Ghana’s Food and Drugs Authority (FDA), has listed more than 44 diseases for which advertisement for treatment, prevention or cure are prohibited in the country.
The FDA has directed that no media house or a person should advertise a drug, a herbal medicinal product, cosmetic, medical device or household chemical substance to the public as a treatment for a disease, disorder or an abnormal physical state unless the authority has approved the advertisement.
The diseases include alcoholism, amenorrhoea, appendicitis, arteriosclerosis, asthma, bladder stones, blindness, cancer, convulsion, deafness, diabetes, and diphtheria, diseases of the reproductive organ, dropsy, epilepsy, and erysipelas.

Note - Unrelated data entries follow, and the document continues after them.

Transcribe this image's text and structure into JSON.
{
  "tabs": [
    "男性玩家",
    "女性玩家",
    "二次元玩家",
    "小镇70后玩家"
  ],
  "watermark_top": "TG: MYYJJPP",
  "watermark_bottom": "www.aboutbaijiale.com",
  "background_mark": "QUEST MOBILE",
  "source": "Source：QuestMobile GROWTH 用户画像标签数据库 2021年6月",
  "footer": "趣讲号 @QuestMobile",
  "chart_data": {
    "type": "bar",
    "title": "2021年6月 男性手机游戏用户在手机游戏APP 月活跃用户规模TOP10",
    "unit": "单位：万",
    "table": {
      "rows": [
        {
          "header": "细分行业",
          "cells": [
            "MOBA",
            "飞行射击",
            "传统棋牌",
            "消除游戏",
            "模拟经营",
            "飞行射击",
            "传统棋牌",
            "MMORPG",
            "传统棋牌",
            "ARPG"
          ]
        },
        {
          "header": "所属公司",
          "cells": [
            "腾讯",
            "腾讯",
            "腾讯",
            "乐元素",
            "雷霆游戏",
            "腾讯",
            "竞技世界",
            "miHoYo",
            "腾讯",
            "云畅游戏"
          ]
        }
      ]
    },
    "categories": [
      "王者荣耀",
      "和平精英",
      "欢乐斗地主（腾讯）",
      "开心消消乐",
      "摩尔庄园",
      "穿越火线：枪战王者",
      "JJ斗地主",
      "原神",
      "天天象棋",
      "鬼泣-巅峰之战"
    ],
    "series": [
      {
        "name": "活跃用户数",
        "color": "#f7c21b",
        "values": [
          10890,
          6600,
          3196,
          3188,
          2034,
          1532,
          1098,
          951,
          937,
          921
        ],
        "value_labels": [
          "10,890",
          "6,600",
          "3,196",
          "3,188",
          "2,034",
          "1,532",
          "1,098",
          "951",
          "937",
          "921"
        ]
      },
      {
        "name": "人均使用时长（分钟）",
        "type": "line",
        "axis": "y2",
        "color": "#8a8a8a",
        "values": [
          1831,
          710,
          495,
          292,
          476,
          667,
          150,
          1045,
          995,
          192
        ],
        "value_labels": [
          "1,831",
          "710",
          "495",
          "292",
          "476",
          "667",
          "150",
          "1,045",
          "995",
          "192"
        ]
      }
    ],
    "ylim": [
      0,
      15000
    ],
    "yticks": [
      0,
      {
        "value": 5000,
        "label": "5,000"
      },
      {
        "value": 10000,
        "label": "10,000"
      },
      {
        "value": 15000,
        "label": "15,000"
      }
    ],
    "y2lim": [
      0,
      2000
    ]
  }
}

Others are; fibroid, gallstones, goitre, heart disease, hernia or rupture, hypertension, infertility, kidney failure, kidney stones, leprosy, leukaemia, locomotory, systemic lupus erythematosus, mental disorders, nephritis or Bright’s disease, and obesity.
The rest cover; paralysis, pleurisy, pneumonia, poliomyelitis, prostate diseases, scarlet fever, septicemia, sexual impotence, smallpox, tetanus or lock-jaw, trachoma, and tuberculosis.
Mr Emmanuel Nkrumah, the Head of Cosmetics and Household Chemical Substance Department at FDA, who made the revelation during sensitization training in Wa said: “They shall not be advertised either in a Live Presenter Mention (LPM) or in any form of advertisement.”
He said the FDA would crack the whip on anyone or media house that violated the law.
“No one shall advertise food unless the advertisement has been approved by the authority,” he stressed.
Mr James Lartey, the Head of Communications at FDA, said many people were hiding behind social media and doing unapproved advertisement and those who contravened provisions of the law would be prosecuted and if found guilty could be liable to a conviction and or a fine not less than 7500 penalty Units.
“All media houses and advertisers are therefore urged to treat as important and comply in the interest of public health and safety,” he said.
He encouraged the public and the media to provide the FDA with information on activities likely to endanger public health and safety.